É necessário um material de folha de base transparente resistente a UV ou uma camada adicional de vidro solar para permitir que a luz brilhe na parte traseira de uma célula bifacial. Na maioria dos casos, como mostrado na Fig. 4, os fabricantes optam por um pacote de vidro sobre vidro que geralmente melhora a durabilidade do campo em comparação com as opções de vidro sobre filme. O pacote de vidro sobre vidro é mais rígido, o que reduz o estresse mecânico nas células durante o transporte, manuseio e instalação, bem como o estresse devido a condições ambientais, como vento ou neve. A configuração também é menos permeável à água, o que pode reduzir as taxas anuais de degradação. Módulos bifaciais são sem moldura. A eliminação da estrutura de alumínio reduz efetivamente as oportunidades de degradação induzida por potencial (PID) [3].
Fig. 3: A diferença entre células fotovoltaicas mono-faciais e bifacetárias.
A montagem de vidro duplo (DG) possui várias vantagens:
· Redução no microfissuramento, delaminação e corrosão por umidade.
· Baixa temperatura da célula
· Nenhuma degradação induzida por potencial, já que não há estrutura metálica que exija aterramento.

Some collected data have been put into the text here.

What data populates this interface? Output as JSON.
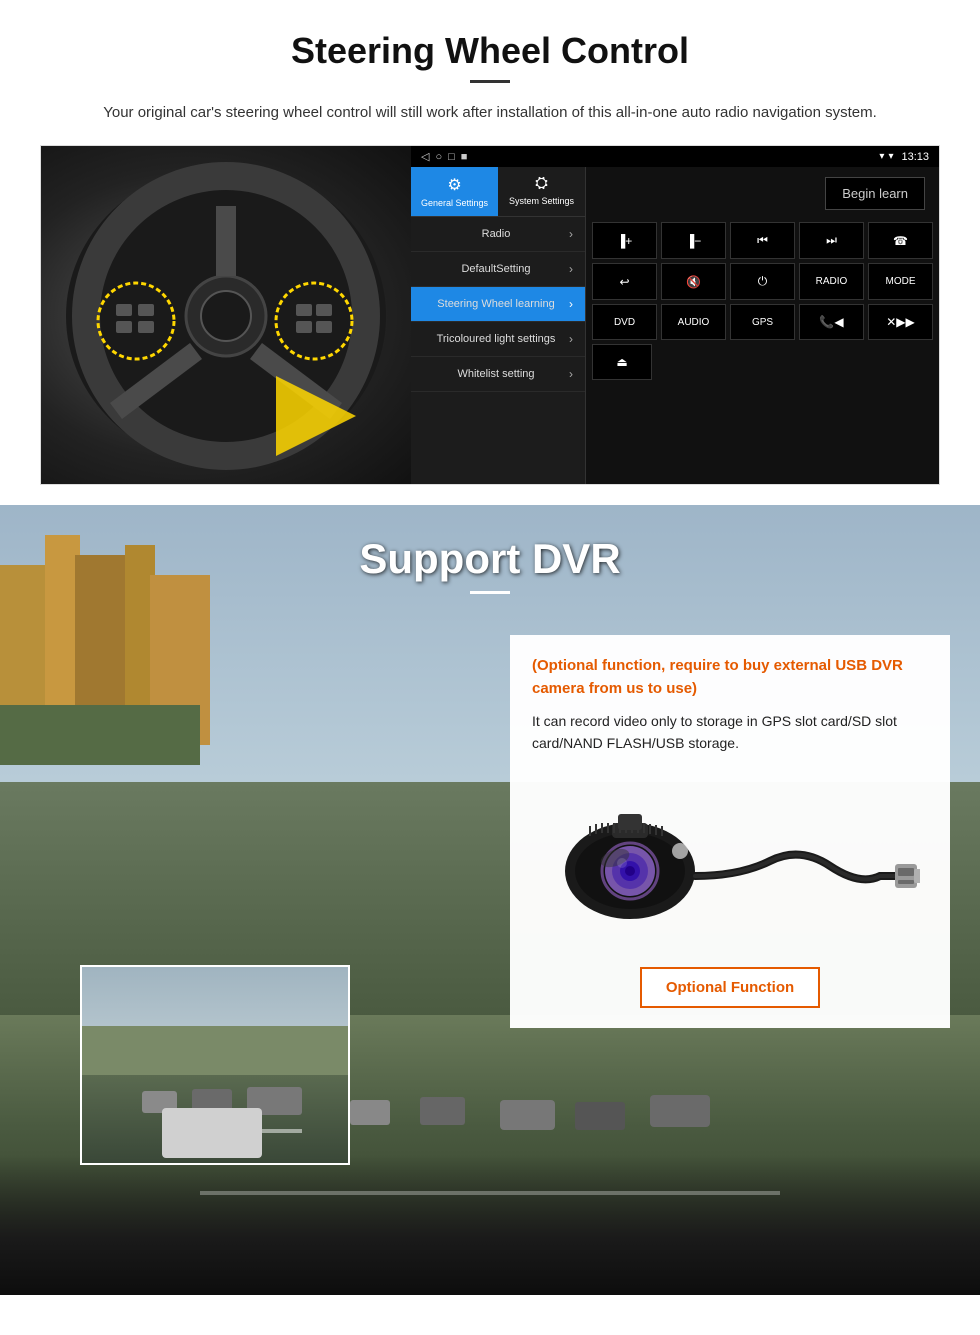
{
  "steering": {
    "title": "Steering Wheel Control",
    "description": "Your original car's steering wheel control will still work after installation of this all-in-one auto radio navigation system.",
    "statusbar": {
      "time": "13:13",
      "signal": "▾"
    },
    "tabs": [
      {
        "label": "General Settings",
        "active": true
      },
      {
        "label": "System Settings",
        "active": false
      }
    ],
    "menu_items": [
      {
        "label": "Radio",
        "active": false
      },
      {
        "label": "DefaultSetting",
        "active": false
      },
      {
        "label": "Steering Wheel learning",
        "active": true
      },
      {
        "label": "Tricoloured light settings",
        "active": false
      },
      {
        "label": "Whitelist setting",
        "active": false
      }
    ],
    "begin_learn_label": "Begin learn",
    "control_buttons": [
      [
        "▐+",
        "▐−",
        "◀◀",
        "▶▶|",
        "☎"
      ],
      [
        "↩",
        "◀× ",
        "⏻",
        "RADIO",
        "MODE"
      ],
      [
        "DVD",
        "AUDIO",
        "GPS",
        "📞◀◀",
        "✕ ▶▶|"
      ],
      [
        "⏏"
      ]
    ]
  },
  "dvr": {
    "title": "Support DVR",
    "optional_text": "(Optional function, require to buy external USB DVR camera from us to use)",
    "description": "It can record video only to storage in GPS slot card/SD slot card/NAND FLASH/USB storage.",
    "optional_function_label": "Optional Function"
  }
}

· Menor taxa de degradação
· Maior classificação à prova de fogo.
· Maior resistência mecânica e menos flexão.
Produtos de mercado
A Tabela 3 lista alguns dos sistemas BF disponíveis no mercado no momento, com suas características.
Tabela 3: Características do módulo fotovoltaico solar BF | ||||
produtos | Tipo | Avaliação (Wp) | Eficiência com ganho zero de BF (%) | Eficiência a 30% de ganho de GC (%) |
Jinko solar Eagle Dual 72 | Policristalino | 315 | 16,13 | 20,969 |
BiKu Solar Canadense | Policristalino | 350 | 17,54 | 22,8 |
JA solar JAN60D00 | Monocristalino | 290 | 17,3 | 22,49 |
Trina solar Duomax | Monocristalino | 285 | 17,2 | 22,36 |
Yingli Panda 144HCF | Monocristalino | 360 | 17,6 | 22,88 |
Parâmetros de desempenho
Vários parâmetros são usados na indústria para descrever as características dos módulos solares BF.
Fator de bifacialidade
Essa é a relação entre as eficiências do lado traseiro e do lado frontal, ou a relação entre a potência dianteira e a traseira medida em condições de teste padrão.
Ganho bifacial
Esta é a potência adicional obtida na parte de trás do módulo em comparação com a potência da frente do módulo em condições de teste padrão. O ganho bifacial depende da montagem (estrutura, altura, ângulo de inclinação e outros) e do albedo da superfície do solo.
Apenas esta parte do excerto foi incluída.